Sculpteur de petit granit, Freddy Taminaux intime à la pierre l’ordre de faire mine d’animer un lent mouvement sismique englobé sur lui-même. Enjoué comme un jour de bourgeons, Daniel Pelletti bariole l’espace de portions territoriales cartographiées par un sensuel poète nourri de sensations polychromes. Sa consœur Sandrine Zanatta réaménage un alphabet quasi rébus pour affirmer l’identité du maître, sa création, sa fonction.

Combinant sculpture numérique et impression sur bâche, Etienne Colas passe de la deuxième à la troisième dimension afin que s’écoule, figée, une matière non liquide, fluctuante, autant cascade qu’avalanche. Le numérique nourrit aussi les variations des photos et graphiques de Marine Balthazar. Ainsi une végétation figurative s’allie-t-elle à un foisonnement tortueux abstrait.

Nocturne bulle sous une lune de brume se gonfle, pense Alain Breyer, qui nous en convainc en la mettant à flotter sur son propre reflet. L’encre de Chine dit la trace, le passage, l’indice que manie Rosa Pardo en un acrobatique accrochage aux limites de l’équilibre. La vidéo est par essence mobile. Helga Dejaeger en profite pour associer solidité et impétuosité en amenant l’action banale d’un pneu roulant sur route mouillée à devenir ballet non figuratif aux reflets crépusculaires.

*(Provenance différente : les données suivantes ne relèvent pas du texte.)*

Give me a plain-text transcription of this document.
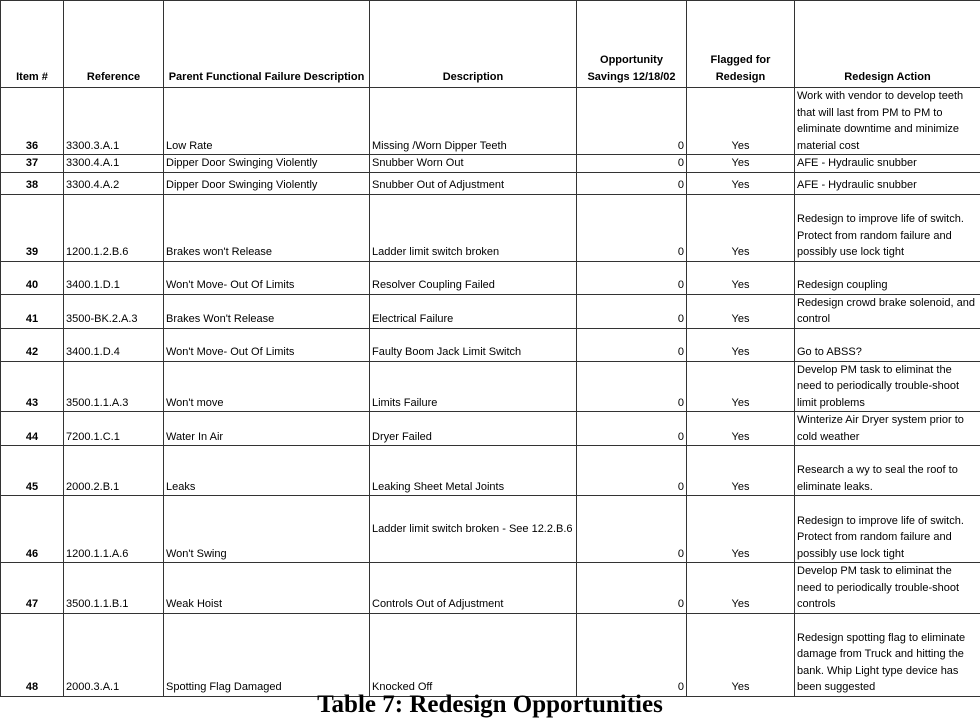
Item #	Reference	Parent Functional Failure Description	Description	Opportunity Savings 12/18/02	Flagged for Redesign	Redesign Action
36	3300.3.A.1	Low Rate	Missing /Worn Dipper Teeth	0	Yes	Work with vendor to develop teeth that will last from PM to PM to eliminate downtime and minimize material cost
37	3300.4.A.1	Dipper Door Swinging Violently	Snubber Worn Out	0	Yes	AFE - Hydraulic snubber
38	3300.4.A.2	Dipper Door Swinging Violently	Snubber Out of Adjustment	0	Yes	AFE - Hydraulic snubber
39	1200.1.2.B.6	Brakes won't Release	Ladder limit switch broken	0	Yes	Redesign to improve life of switch. Protect from random failure and possibly use lock tight
40	3400.1.D.1	Won't Move- Out Of Limits	Resolver Coupling Failed	0	Yes	Redesign coupling
41	3500-BK.2.A.3	Brakes Won't Release	Electrical Failure	0	Yes	Redesign crowd brake solenoid, and control
42	3400.1.D.4	Won't Move- Out Of Limits	Faulty Boom Jack Limit Switch	0	Yes	Go to ABSS?
43	3500.1.1.A.3	Won't move	Limits Failure	0	Yes	Develop PM task to eliminat the need to periodically trouble-shoot limit problems
44	7200.1.C.1	Water In Air	Dryer Failed	0	Yes	Winterize Air Dryer system prior to cold weather
45	2000.2.B.1	Leaks	Leaking Sheet Metal Joints	0	Yes	Research a wy to seal the roof to eliminate leaks.
46	1200.1.1.A.6	Won't Swing	Ladder limit switch broken - See 12.2.B.6	0	Yes	Redesign to improve life of switch. Protect from random failure and possibly use lock tight
47	3500.1.1.B.1	Weak Hoist	Controls Out of Adjustment	0	Yes	Develop PM task to eliminat the need to periodically trouble-shoot controls
48	2000.3.A.1	Spotting Flag Damaged	Knocked Off	0	Yes	Redesign spotting flag to eliminate damage from Truck and hitting the bank. Whip Light type device has been suggested
Table 7: Redesign Opportunities
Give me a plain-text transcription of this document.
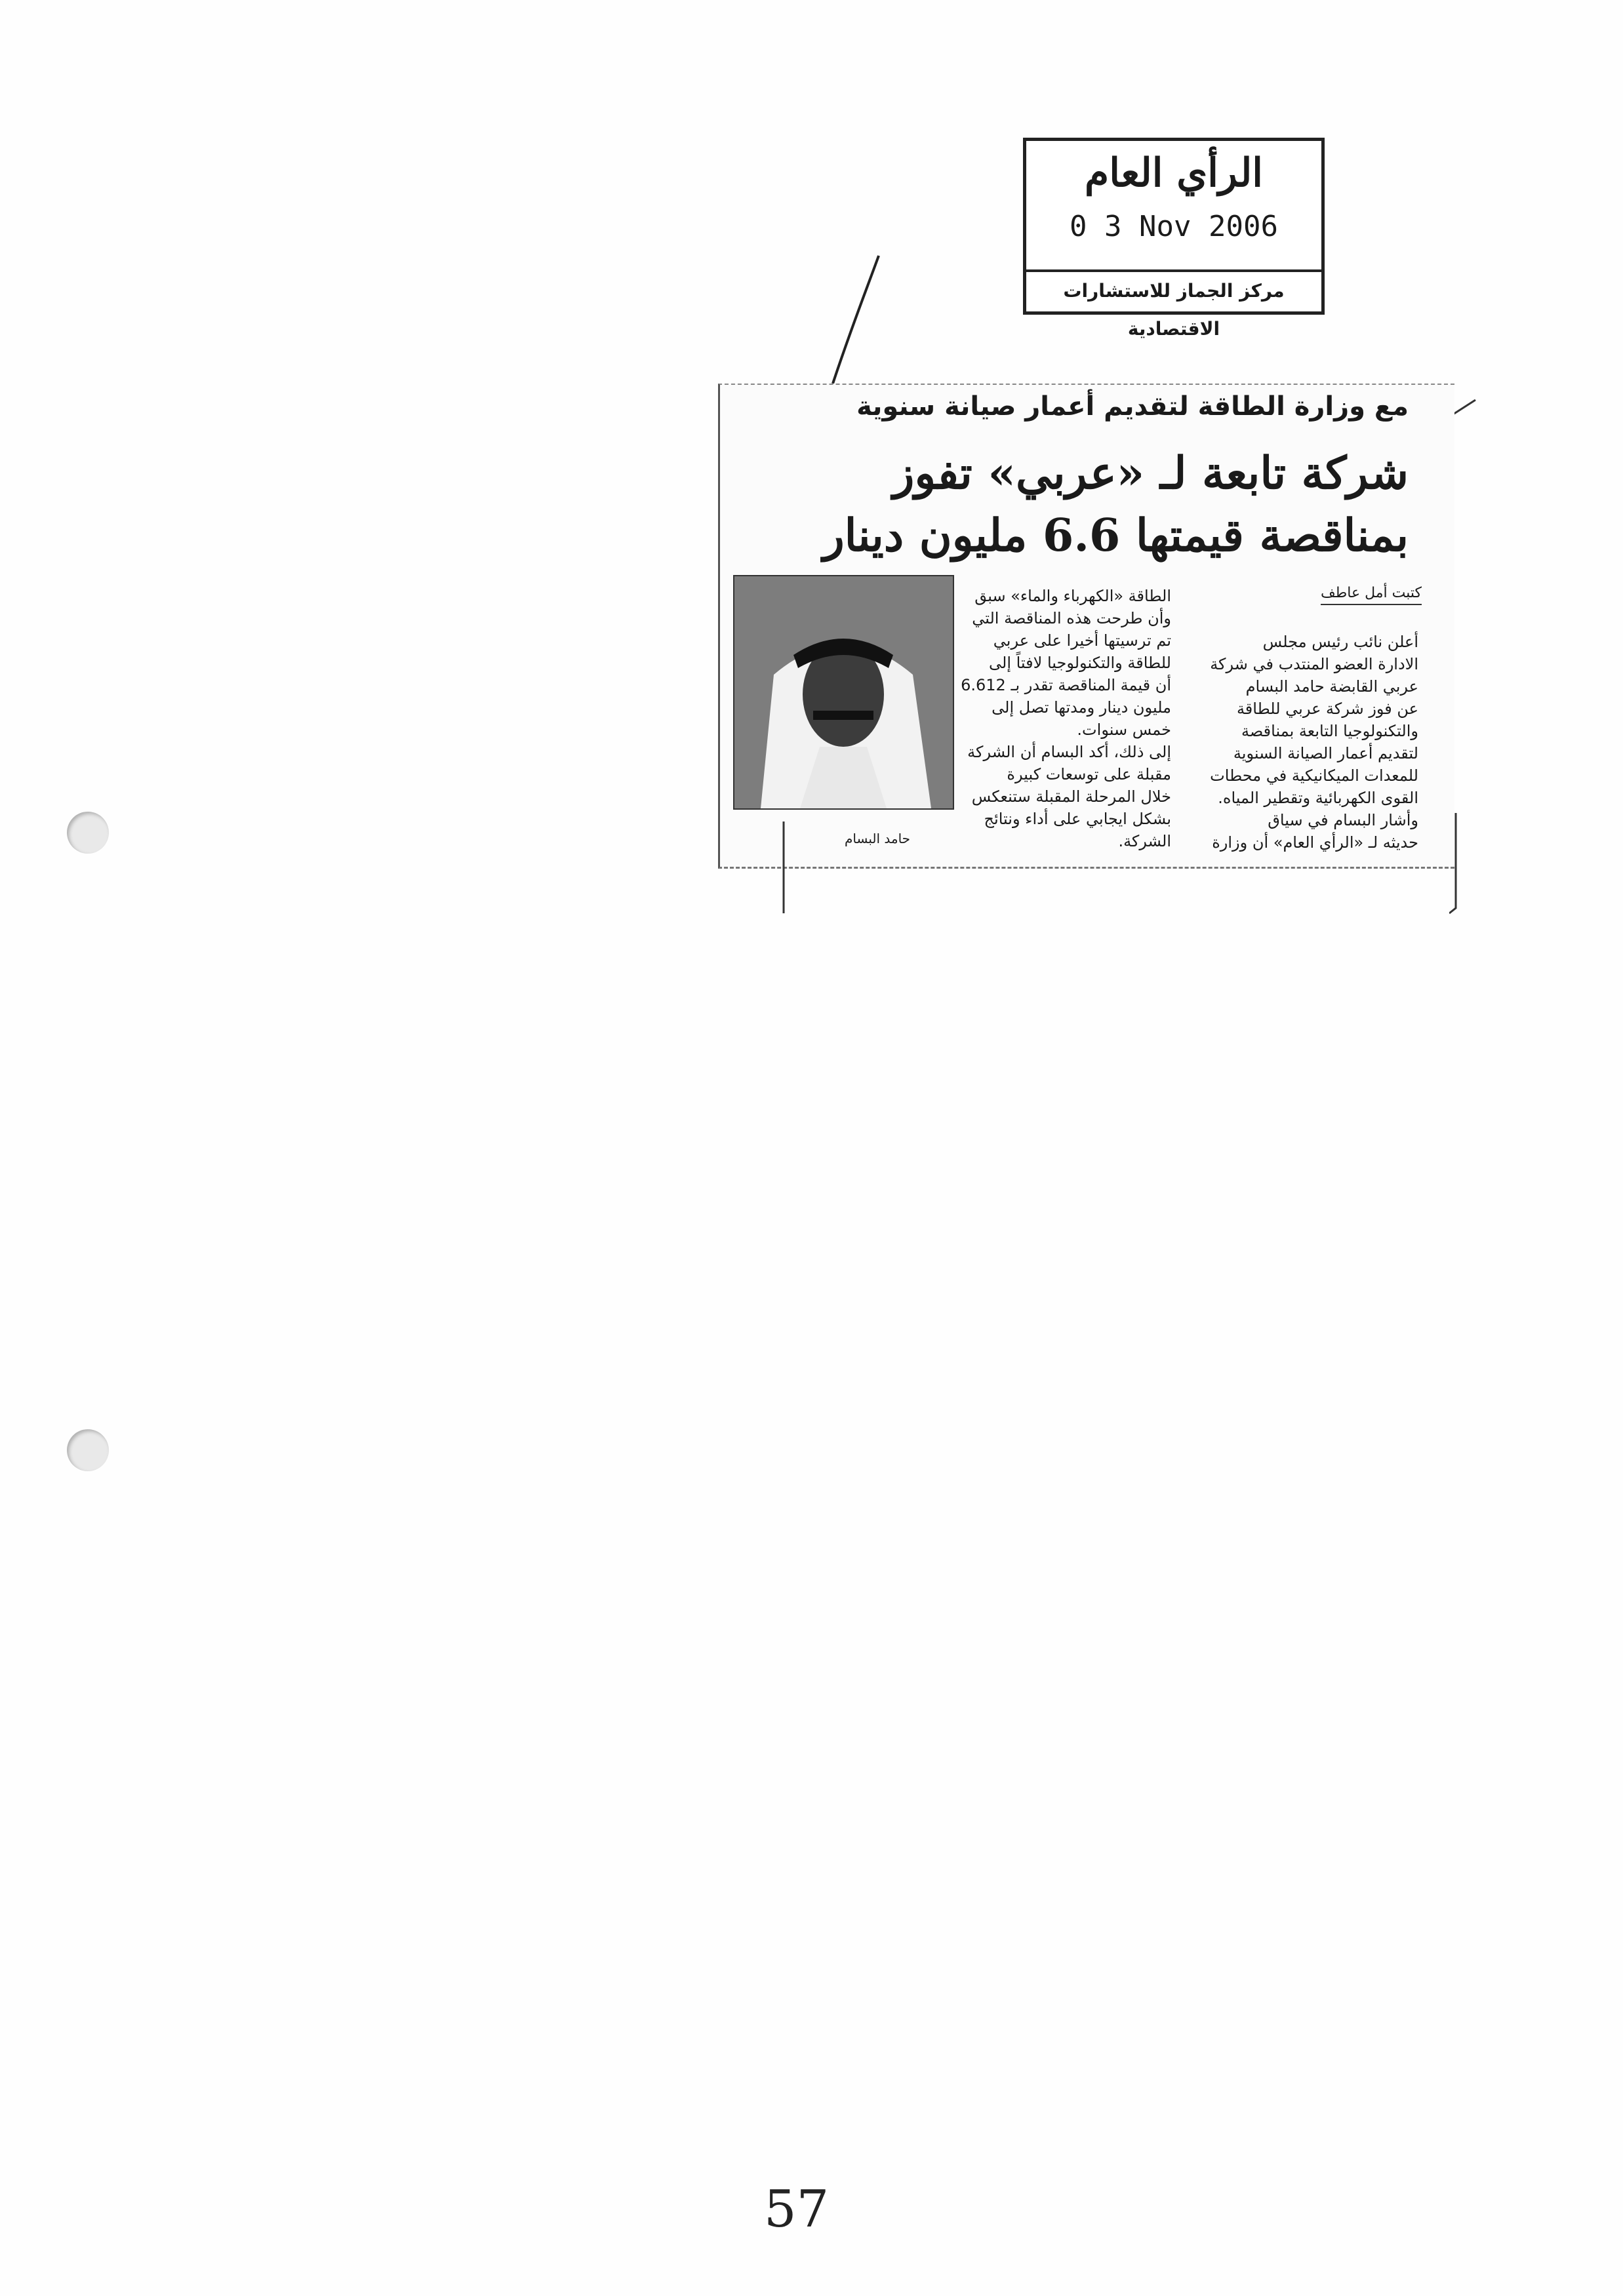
الرأي العام
0 3 Nov 2006
مركز الجماز للاستشارات الاقتصادية
مع وزارة الطاقة لتقديم أعمار صيانة سنوية
شركة تابعة لـ «عربي» تفوز
بمناقصة قيمتها 6.6 مليون دينار
كتبت أمل عاطف

أعلن نائب رئيس مجلس

الادارة العضو المنتدب في شركة

عربي القابضة حامد البسام

عن فوز شركة عربي للطاقة

والتكنولوجيا التابعة بمناقصة

لتقديم أعمار الصيانة السنوية

للمعدات الميكانيكية في محطات

القوى الكهربائية وتقطير المياه.

وأشار البسام في سياق

حديثه لـ «الرأي العام» أن وزارة

الطاقة «الكهرباء والماء» سبق

وأن طرحت هذه المناقصة التي

تم ترسيتها أخيرا على عربي

للطاقة والتكنولوجيا لافتاً إلى

أن قيمة المناقصة تقدر بـ 6.612

مليون دينار ومدتها تصل إلى

خمس سنوات.

إلى ذلك، أكد البسام أن الشركة

مقبلة على توسعات كبيرة

خلال المرحلة المقبلة ستنعكس

بشكل ايجابي على أداء ونتائج

الشركة.

حامد البسام
57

Les infographies de Claude Foubert sont filles de cinétique. Les courbes qui les animent les lancent vers des illusions optiques à faire papilloter les pupilles. La linogravure permet à Paul Authom de simuler la mobilité à travers des successions de spirales, qui simulent l’invasion au point de finir par se recouvrir elles-mêmes. Agglutination et hallucination cohabitent dans les cônes en céramique qu’a façonnés Jacques Iezzi. Regroupés les uns sur les autres, ils grimpent le mur sans être soumis à la pesanteur.

Hétéroclites d’apparences, les objets disparates installés par Véronique Hoet dans un espace carré de vitrine. Du vide et du plein. Des carrés et des ronds. Des entassés et des dispersés. Des confettis disent l’absence en trous ou la présence sans trous. Et celle qui gère le tout, c’est la performeuse, la perforatrice, impérative et impératrice.

Sous sa bulle, droit dressé, en stature de fusillé, l’homme blanc de Pierre Staquet, stoïque et résigné, attend l’impact des boules prochaines qui rejoindront bientôt celles qui finirent déjà à ses pieds statufiés. L’emblématique escargot du Daily Bul, apprivoisé par Claire Kirckpatrick, complice, ironique, fait son clin d’œil à papy Pol en agitant, narquois, ses antennes à cœur joie, pas si « Escargogol » que cela. Bernard Bacq a choisi l’impertinence railleuse par le biais d’une déclinaison de pénis éjaculateurs du genre « ne jamais dire fontaine je ne boirai pas ». Quant à Serge Poliart, il dessine son humour poétique en se racontant une histoire sans paroles avec une tendresse un peu acide.

Michel Voiturier

« Pol Bury Va-et-Vient » jusqu’au 12 mars 2023 au Centre de la Gravure et de l’Image imprimée à La Louvière. Infos : +32 64 27 78 11 ou https://lalouviere.be ; « Voix surréalistes, Le Corps des Mots » jusqu’au 15 janvier 2023 au musée Daily Bul. Infos : 0032 (0)64 22 46 99 ou www.dailybulandco.be ; « Clins d’œil à Pol Bury » jusqu’au 13 décembre 2022 au Château Gilson. Infos :  064 21.51.21 ou  info@ccrc.be

Catalogues :

Frédérique Martin-Scherrer, « Pol Bury Livres et écrits », Bruxelles/La Louvière, C.F.C./Daily Bul, 2022 (272 p. 27€ )

Véronique Blondel, Christophe Veys, Frédérique Martin-Scherrer, « Pol Bury va-et-vient », La Louvière, Centre de la Gravure, 2022, (176 p. 35€) (trilingue : fr en nl)

Christine Bechet, « Quinconce clins d’œil à Pol Bury », La Louvière, Quinconce, 52 p.